On 6/12/2019 4:13 PM, Jason Gunthorpe wrote:
On Wed, Jun 12, 2019 at 04:07:53PM -0400, Tom Talpey wrote:
On 6/12/2019 11:21 AM, Jason Gunthorpe wrote:
On Tue, Jun 11, 2019 at 11:11:08AM -0400, Tom Talpey wrote:
On 6/11/2019 9:21 AM, Bernard Metzler wrote:
Hi all,
If enabled for siw, during receive operation, a crc32c over
header and data is being generated and checked. So far, siw
was generating that CRC from the content of the just written
target buffer. What kept me busy last weekend were spurious
CRC errors, if running qperf. I finally found the application
is constantly writing the target buffer while data are placed
concurrently, which sometimes races with the CRC computation
for that buffer, and yields a broken CRC.
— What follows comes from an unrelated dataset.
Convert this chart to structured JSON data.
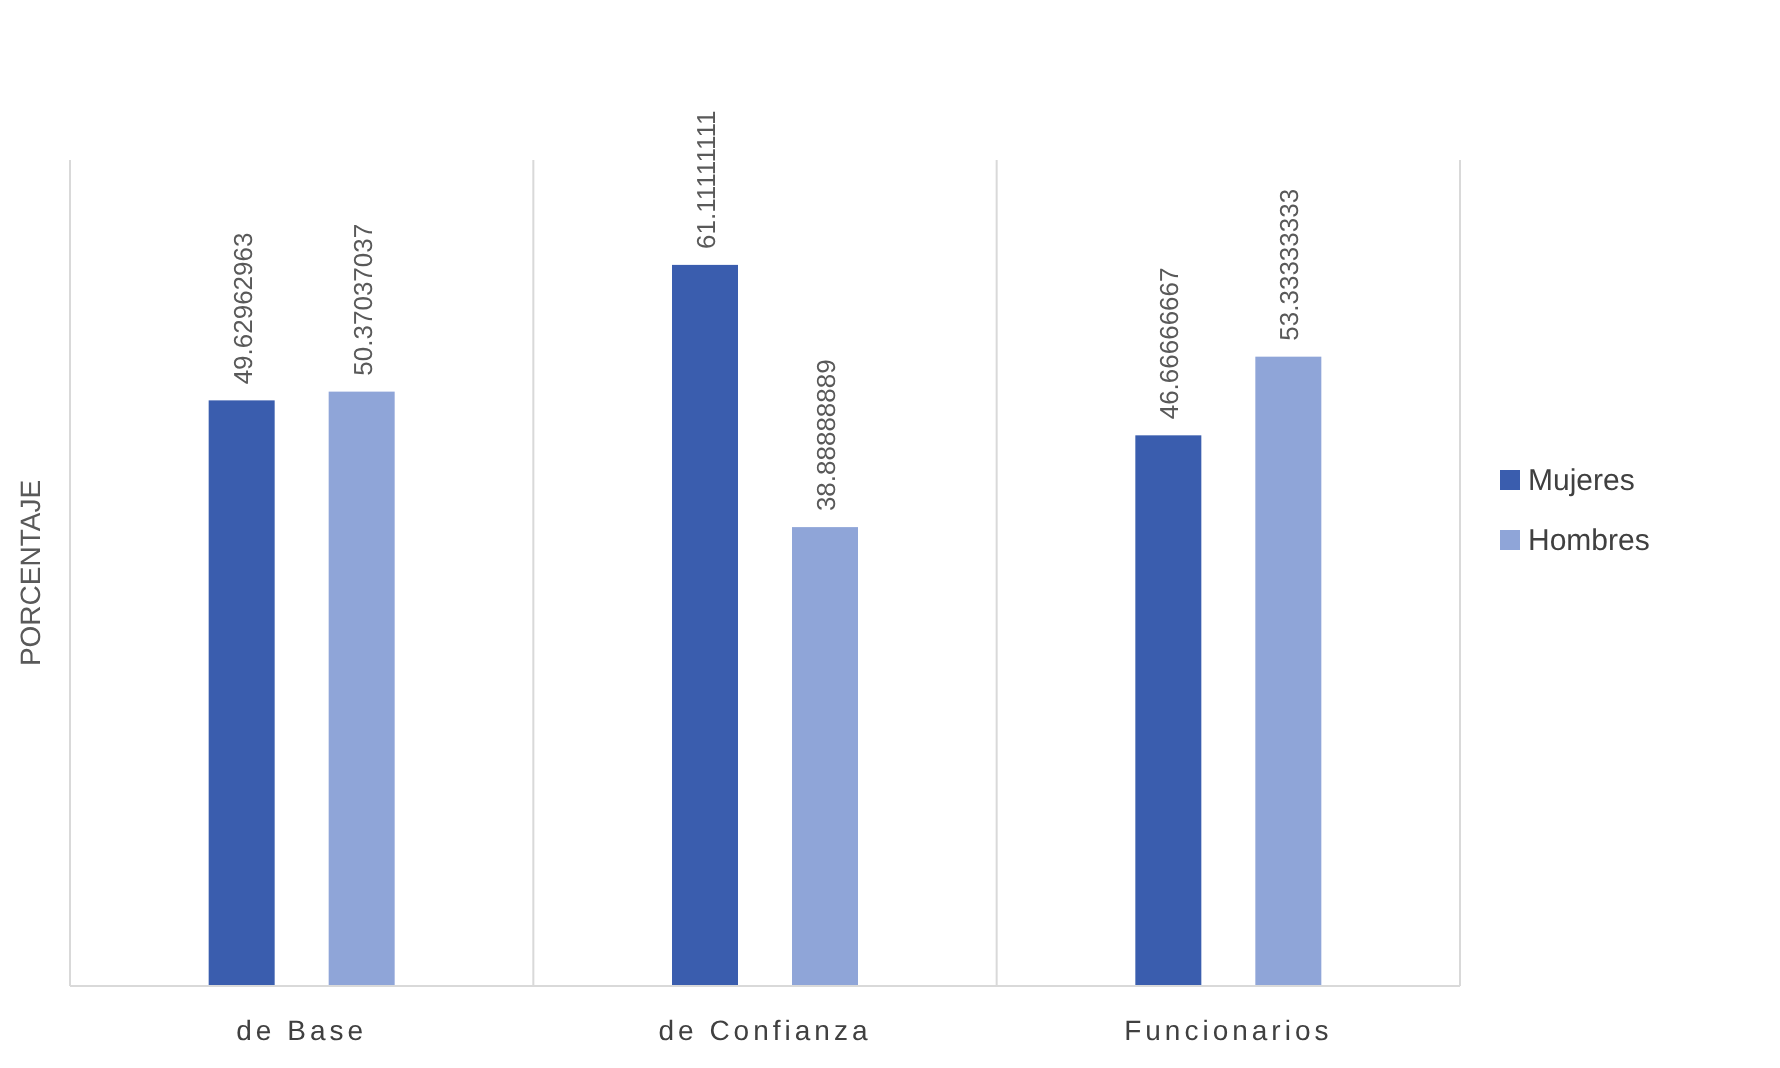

Well, that's a clear bug in the application, assuming siw has
not yet delivered a send completion for the operation using
the buffer. This is a basic Verbs API contract.
May be so, but a kernel driver must not make any assumptions about the
content of memory controlled by user. So it is clearly wrong to write
data to a user buffer and then read it again to compute a CRC.
But it's not a user buffer. It's been mapped into the kernel for the
purpose of registering and performing data transfer This is standard
i/o processing. Both kernel and user have access.
It is a user buffer because the user has access. In fact it may not
even be mapped into the kernel address space.
Belaboring this point a bit, but SIW certainly maps it, in order to
copy. An adapter maps it, via dma_map, in order to do the same. My
point is simply that if the kernel tried to prevent that, the whole
i/o model would break down.
In other words, if a hardware adapter were doing this same thing,
would you consider it out of spec? If so, why?
Tom.
Furthermore, an RDMA hardware adapter has zero notion of user buffers.
All it gets is a registration, with memory described by dma addresses.
It can perform whatever memory operations are required on them, and the
kernel isn't even in the loop.
Adapters cannot make assumptions about data they place in memory
buffers - ie they cannot write something and then read it back on the
assumption it has not changed. They cannot read something twice on the
assumption it has not changed, etc. It is a security requirement.
All the applications touching buffers without waiting for a completion
are relying on some extended behavior outside the specification, but
they cannot cause the kernel to malfunction and report bogus data
integrity errors.
Ok, this I agree with, but the RDMA specifications were quite careful
about it. And we *definitely* don't want to require that the providers
all start double-buffering incoming data, in order to shield an
uncomplying application from itself. To double buffer RDMA Writes (and
Sends) would undo the entire direct data placement design!
Bernard, I'd still welcome your thoughts on whether you can compute
the MPA CRC inline in SIW during the copy_to_user. Avoiding the overhead
of reading back the data after copying could be a speedup for you?
Copy and CRC is obviously the right thing to do.
Jason